The intervention seeks to address some of those gaps through the dissemination of Hausa literacy and mathematics materials as well as comprehensive teacher trainings on both pedagogy and the PLANE resources. PLANE math and Hausa literacy materials include Teachers Guides and Pupil Books. These materials were developed with an understanding of international frameworks that provide important guidance on content, cognitive skills, and instructional strategies while aligning strictly to the Nigerian National Primary Curriculum. Both Teacher Guides and Pupil Books are contextually appropriate and build on the successes of previous interventions in Nigeria to create a comprehensive materials package that supports both teacher and learner needs in the local language of instruction.
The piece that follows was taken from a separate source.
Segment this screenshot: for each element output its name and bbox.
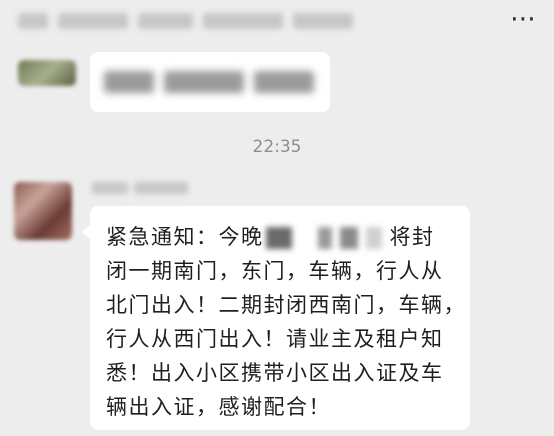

To better understand the extent to which the intervention is helping to catalyze educational change, we employ a quasi-experimental design to identify the causal impacts of the PLANE intervention on student learning outcomes based on a sample of 220 schools. Program implementation takes place at the district-level within each state, whereby some districts receive the intervention, and some do not, while districts are selected non-randomly following decisions made jointly between the program and the state ministries of education. To that end, we use a spatial regression discontinuity (SRD) design as the empirical strategy to estimate intervention effects in the absence of a randomized treatment assignment. The SRD is an evaluation methodology that uses geographic distances or locations as the basis for assignment to the intervention. In this case, the LGA borders represent sharp cutoffs for the implementation of PLANE whereby one side of the border is implementing PLANE while the other is not. This methodology, on aggregate, relies on the notion that schools and students tend be similar on either side of the border yielding an evaluation design that mimics the properties of a randomized controlled trial around the implementing district borders.
Preliminary results, including a baseline and endline spanning the 2022-23 academic year, will be presented at CIES 2024 detailing the effects of the PLANE early literacy and numeracy model after its first year of implementation.